5) Proposed Fixes and Small Refactors

Provide a short design note with specific, scoped changes (cite functions/lines):

  • Align data contracts: standardize id vs _id for deals/leads throughout the Lambda.
  • Signature policy: remove or make signature optional in send_ses_reply() to match qa_polisher_agent rules.
  • Idempotency: move mark_email_processed() earlier and add idempotent inserts on message creation.
  • Resilience: add retries/backoff to APIClient._make_request() for transient errors.
  • Async correctness: consider aioboto3 or run sync boto3 calls in a thread executor.
  • Config hygiene: require env vars; reduce PII logs; fix package.py runtime to match Lambda.
  • Observability: structured logs keyed by thread_id; basic counters for outcomes.

Artifacts:

  • A brief Markdown with your proposed changes and rationale.

Sample SES Event Payload

Use this as a starting point for tests of parse_ses_event() and the handler. Timestamps may vary.

{
  "Records": [{
    "ses": {
      "mail": {
        "messageId": "abcdef123",
        "timestamp": "2025-10-08T21:06:52Z",
        "commonHeaders": {
          "from": ["Brand Rep <rep@brand.com>"],
          "to": ["creator@repflow.app"],
          "subject": "Sponsorship opportunity for Q4"
        }
      },
      "receipt": {}
    }
  }]
}

Submission

Please provide:

  • Your Markdown write-ups (Stages 1–3 and 5) in a single SOLUTION.md.
  • Your tests (a tests/ folder is fine) with instructions to run them locally using mocks.

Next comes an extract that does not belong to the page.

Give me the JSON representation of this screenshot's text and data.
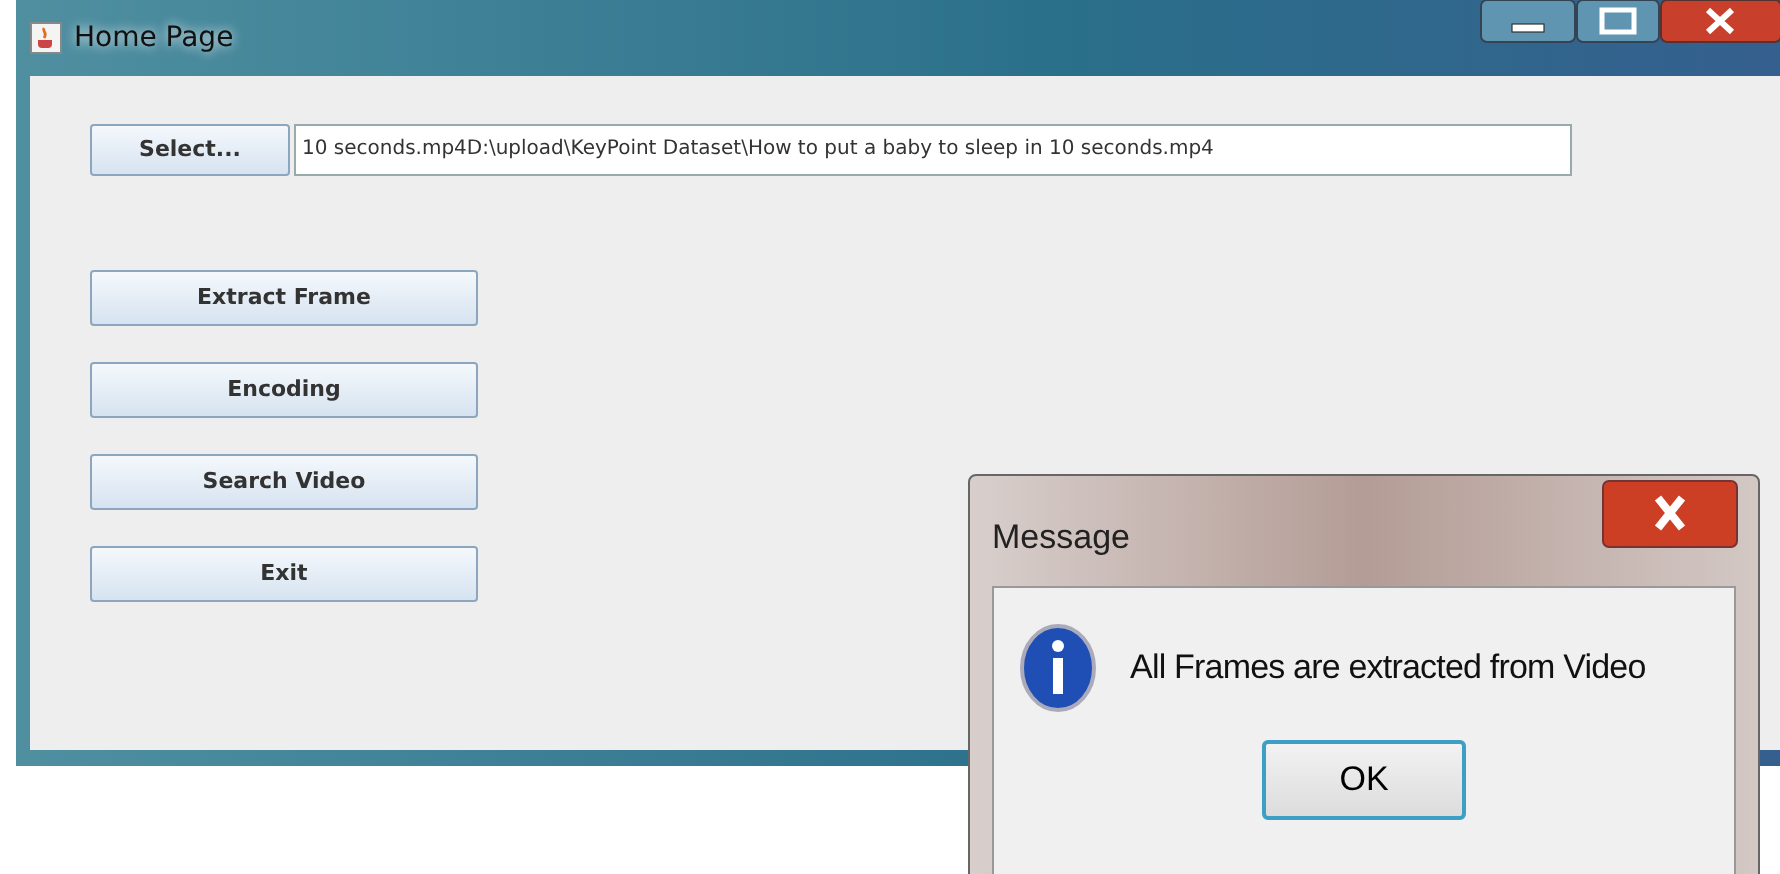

Prefer pytest (pytest-asyncio for async), and indicate your Python version.
  • Brief notes on assumptions and any scope you intentionally left out due to time.

We will evaluate:

  • Clarity and correctness of your understanding.
  • Practicality and prioritization of your critiques and fixes.
  • Thoughtful testing strategy with good isolation.
  • Communication quality and technical judgment.